Infographics have long been utilised as a marketing tool and visual aid. However, in the last few years, they have got a bad track record due to great deals of infographics being badly designed and researched.
Although you’ll find lots of examples online that are badly created, infographics can still be an important tool. If you get it right, you can improve your SEO with these simple, shareable and evergreen assets. Read our 8 reasons that you should still utilise infographics in your marketing strategy.
1. They help to break down complex information
Human beings are not excellent at breaking down large chunks of info. Rather than composing a long article describing data and analyzing charts, why not simply utilise the stats and charts in an infographic?
If you reveal beneficial information in an amazing visual way, individuals are more most likely to respond to it and share your material. That’s how you go viral. And if more individuals are seeing your content, you have got more chance of converting leads.
2. Infographics are evergreen
People react much better to visual information than text. Images get shared fives times more than text on Facebook, so it’s worth developing an infographic to share your evergreen content.
An infographic stays as a linkable resource that maintains its relevance and is most likely to obtain shares months after you originally published it. Compared to posts that are questionable or show surprising statistics, which might go viral if it reaches the right audience, infographics remain appropriate for a lot longer.
3. You can recycle your infographic material
An infographic does not simply have to be a piece of standalone content. You can use the visual material and recycle it into a press release, white paper or guide – whatever other types of content work for you.
You might get 3 pieces of content out of just one set of information.
4. They help develop editorial links
If you regularly attempt to guest post, you will see that webmasters are becoming more stringent about linking to external sites. Including an infographic gives you an excuse to link back to your site and still offer the reader important information.
Include the infographic in your post and link back to your site. It ought to constantly be embedded naturally in your content, otherwise you might be penalised by Google for auto-embed links.

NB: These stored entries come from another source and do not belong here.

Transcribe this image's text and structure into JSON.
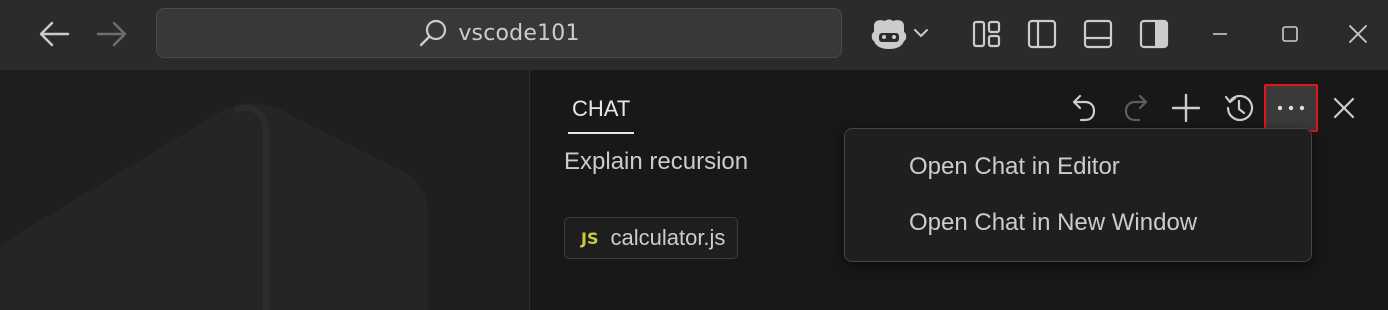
{
  "titlebar": {
    "search_text": "vscode101",
    "icons": {
      "back": "arrow-left-icon",
      "forward": "arrow-right-icon",
      "search": "search-icon",
      "copilot": "copilot-icon",
      "customize_layout": "customize-layout-icon",
      "toggle_primary_sidebar": "sidebar-left-icon",
      "toggle_panel": "panel-bottom-icon",
      "toggle_secondary_sidebar": "sidebar-right-icon",
      "minimize": "minimize-icon",
      "maximize": "maximize-icon",
      "close": "close-icon"
    }
  },
  "chat": {
    "tab_label": "CHAT",
    "message": "Explain recursion",
    "attachment": {
      "badge": "JS",
      "file_name": "calculator.js"
    },
    "toolbar_icons": [
      "undo-icon",
      "redo-icon",
      "new-chat-icon",
      "history-icon",
      "more-actions-icon",
      "close-icon"
    ]
  },
  "menu": {
    "items": [
      {
        "label": "Open Chat in Editor"
      },
      {
        "label": "Open Chat in New Window"
      }
    ]
  },
  "colors": {
    "titlebar_bg": "#2b2b2b",
    "chat_bg": "#181818",
    "highlight_border": "#e3161b",
    "js_badge": "#cbcb41"
  }
}
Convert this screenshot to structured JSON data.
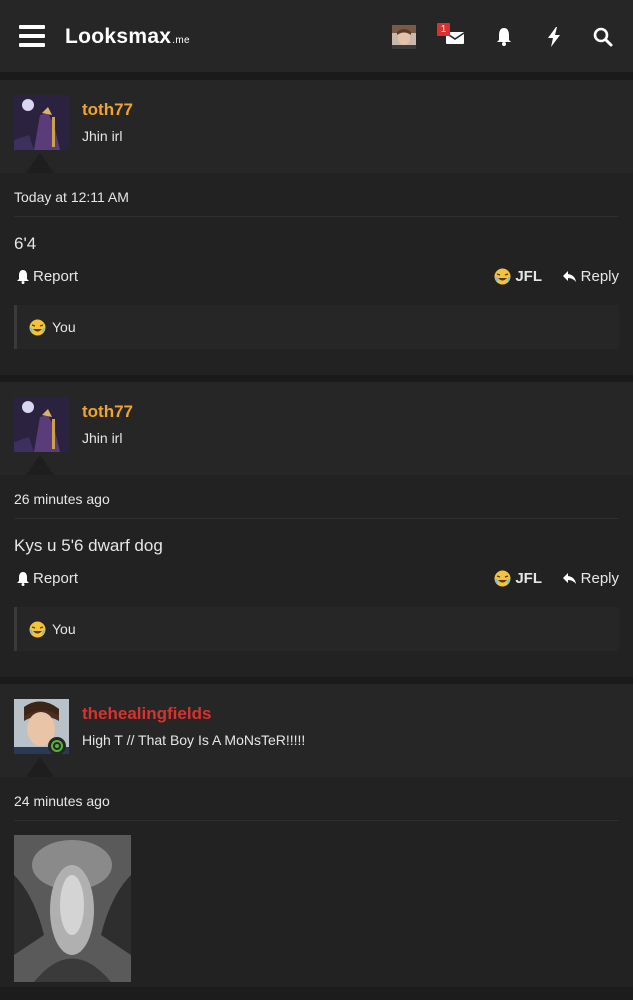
{
  "header": {
    "logo_main": "Looksmax",
    "logo_tld": ".me",
    "inbox_badge": "1",
    "icons": [
      "menu-icon",
      "envelope-icon",
      "bell-icon",
      "bolt-icon",
      "search-icon"
    ]
  },
  "posts": [
    {
      "username": "toth77",
      "user_title": "Jhin irl",
      "date": "Today at 12:11 AM",
      "body": "6'4",
      "report_label": "Report",
      "reaction_label": "JFL",
      "reply_label": "Reply",
      "reaction_by": "You"
    },
    {
      "username": "toth77",
      "user_title": "Jhin irl",
      "date": "26 minutes ago",
      "body": "Kys u 5'6 dwarf dog",
      "report_label": "Report",
      "reaction_label": "JFL",
      "reply_label": "Reply",
      "reaction_by": "You"
    },
    {
      "username": "thehealingfields",
      "user_title": "High T // That Boy Is A MoNsTeR!!!!!",
      "date": "24 minutes ago"
    }
  ],
  "colors": {
    "username_orange": "#f0a430",
    "username_red": "#d9312f",
    "online_green": "#55b33a",
    "background": "#1c1c1c"
  }
}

5. You’re more likely to obtain link credit
Create an excellent infographic with interesting statistics and you could win link credits from journalists. Although you got the statistics from elsewhere, as long as you’ve referenced them it’s not your fault if you are credited rather than the original source.

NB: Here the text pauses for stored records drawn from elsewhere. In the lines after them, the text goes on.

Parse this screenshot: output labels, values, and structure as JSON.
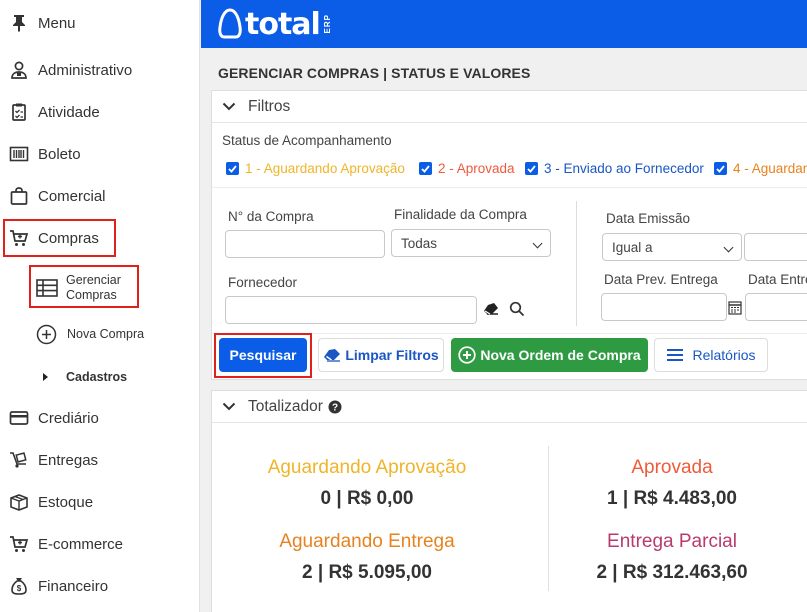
{
  "sidebar": {
    "menu_label": "Menu",
    "items": [
      {
        "label": "Administrativo",
        "icon": "user-icon"
      },
      {
        "label": "Atividade",
        "icon": "clipboard-icon"
      },
      {
        "label": "Boleto",
        "icon": "barcode-icon"
      },
      {
        "label": "Comercial",
        "icon": "bag-icon"
      },
      {
        "label": "Compras",
        "icon": "cart-icon"
      },
      {
        "label": "Crediário",
        "icon": "card-icon"
      },
      {
        "label": "Entregas",
        "icon": "delivery-icon"
      },
      {
        "label": "Estoque",
        "icon": "box-icon"
      },
      {
        "label": "E-commerce",
        "icon": "cart-icon"
      },
      {
        "label": "Financeiro",
        "icon": "money-bag-icon"
      }
    ],
    "compras_sub": {
      "gerenciar_line1": "Gerenciar",
      "gerenciar_line2": "Compras",
      "nova_compra": "Nova Compra",
      "cadastros": "Cadastros"
    }
  },
  "header": {
    "logo_text": "total",
    "logo_sub": "ERP",
    "brand_color": "#0b5ce6"
  },
  "page": {
    "title": "GERENCIAR COMPRAS | STATUS E VALORES"
  },
  "filters": {
    "heading": "Filtros",
    "status_label": "Status de Acompanhamento",
    "statuses": [
      {
        "label": "1 - Aguardando Aprovação",
        "color": "#f0b42a"
      },
      {
        "label": "2 - Aprovada",
        "color": "#ef5a3b"
      },
      {
        "label": "3 - Enviado ao Fornecedor",
        "color": "#1a56c4"
      },
      {
        "label": "4 - Aguardan",
        "color": "#e8821e"
      }
    ],
    "numero_label": "N° da Compra",
    "numero_value": "",
    "finalidade_label": "Finalidade da Compra",
    "finalidade_value": "Todas",
    "fornecedor_label": "Fornecedor",
    "fornecedor_value": "",
    "data_emissao_label": "Data Emissão",
    "data_emissao_op": "Igual a",
    "data_prev_label": "Data Prev. Entrega",
    "data_entrega_label": "Data Entre"
  },
  "buttons": {
    "pesquisar": "Pesquisar",
    "limpar": "Limpar Filtros",
    "nova_ordem": "Nova Ordem de Compra",
    "relatorios": "Relatórios"
  },
  "totalizador": {
    "heading": "Totalizador",
    "cards": [
      {
        "title": "Aguardando Aprovação",
        "value": "0 | R$ 0,00",
        "color": "#f0b42a"
      },
      {
        "title": "Aprovada",
        "value": "1 | R$ 4.483,00",
        "color": "#ef5a3b"
      },
      {
        "title": "Aguardando Entrega",
        "value": "2 | R$ 5.095,00",
        "color": "#e8821e"
      },
      {
        "title": "Entrega Parcial",
        "value": "2 | R$ 312.463,60",
        "color": "#b83a6e"
      }
    ]
  }
}
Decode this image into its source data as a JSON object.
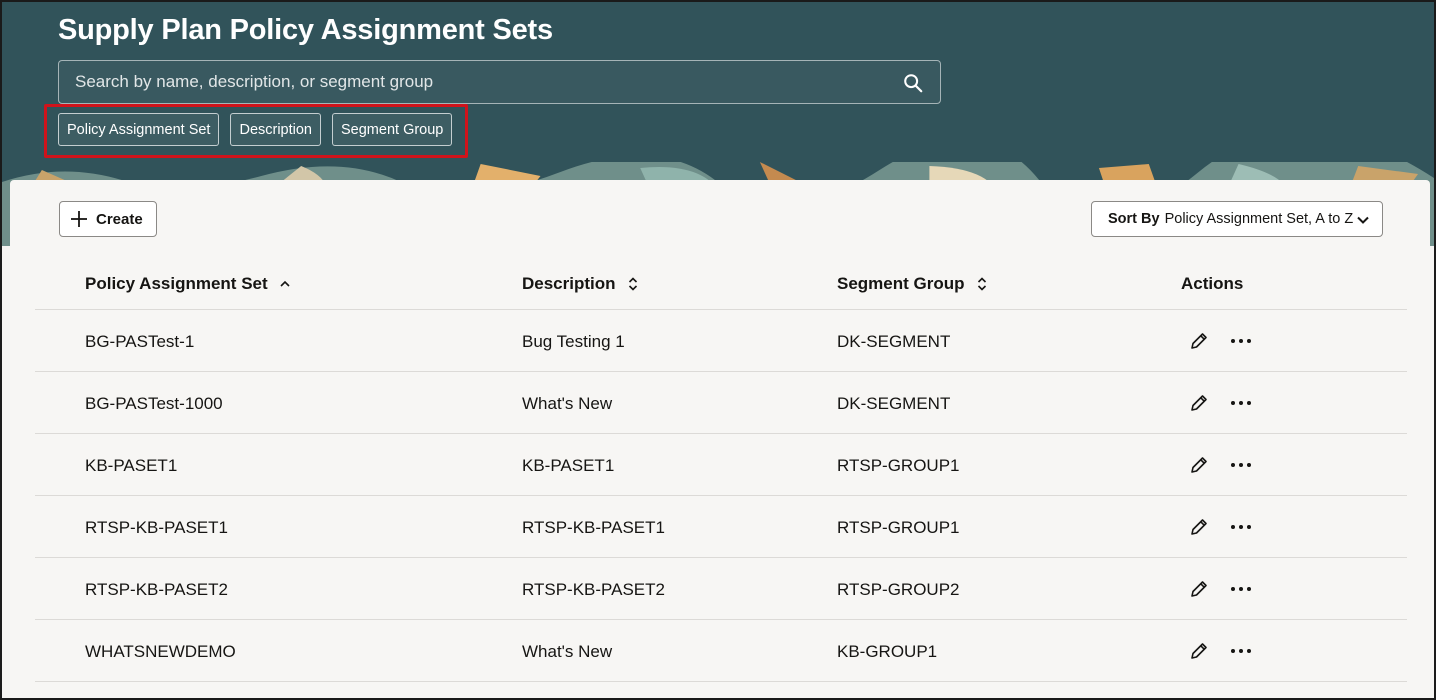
{
  "app": {
    "title": "Supply Plan Policy Assignment Sets"
  },
  "search": {
    "placeholder": "Search by name, description, or segment group",
    "value": ""
  },
  "filter_chips": [
    {
      "label": "Policy Assignment Set"
    },
    {
      "label": "Description"
    },
    {
      "label": "Segment Group"
    }
  ],
  "toolbar": {
    "create_label": "Create",
    "sort_prefix": "Sort By",
    "sort_value": "Policy Assignment Set, A to Z"
  },
  "table": {
    "columns": [
      {
        "label": "Policy Assignment Set",
        "sort": "ascending"
      },
      {
        "label": "Description",
        "sort": "sortable"
      },
      {
        "label": "Segment Group",
        "sort": "sortable"
      },
      {
        "label": "Actions",
        "sort": "none"
      }
    ],
    "rows": [
      {
        "set": "BG-PASTest-1",
        "description": "Bug Testing 1",
        "segment_group": "DK-SEGMENT"
      },
      {
        "set": "BG-PASTest-1000",
        "description": "What's New",
        "segment_group": "DK-SEGMENT"
      },
      {
        "set": "KB-PASET1",
        "description": "KB-PASET1",
        "segment_group": "RTSP-GROUP1"
      },
      {
        "set": "RTSP-KB-PASET1",
        "description": "RTSP-KB-PASET1",
        "segment_group": "RTSP-GROUP1"
      },
      {
        "set": "RTSP-KB-PASET2",
        "description": "RTSP-KB-PASET2",
        "segment_group": "RTSP-GROUP2"
      },
      {
        "set": "WHATSNEWDEMO",
        "description": "What's New",
        "segment_group": "KB-GROUP1"
      }
    ],
    "row_actions": [
      "edit-icon",
      "more-options-icon"
    ]
  },
  "colors": {
    "header_bg": "#31535a",
    "highlight_border": "#d0131b",
    "panel_bg": "#f7f6f4"
  }
}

6. You don’t need to spend a fortune making them
If you have got an internal graphic designer, then great – they can produce a brilliant-looking infographic and all it will cost is their wages and the software. However even if you do not have a graphic designer, you needn’t spend thousands of pounds on a design agency.
Find an independent graphic designer that has an excellent portfolio of work and hire them to develop your infographic. If you arrange your own research, you might spend as little as £600 on an infographic.
7. You can utilise infographics for news-jacking
News-jacking is where you take news stories and turn them into a marketing chance for your brand or website. Infographics are excellent for this function as it provides something for editors to utilise when they report on the news.
8. You’ll have quantifiable results for you to present
Infographics provide you with quantifiable results such as:
- Backlinks
- Social shares
- Citations
- Traffic
That implies you can present these quickly to your clients and show them how well you are doing.
So there you have it. These 8 reasons show that infographics are still pertinent for SEO and you should still work them into your marketing strategy.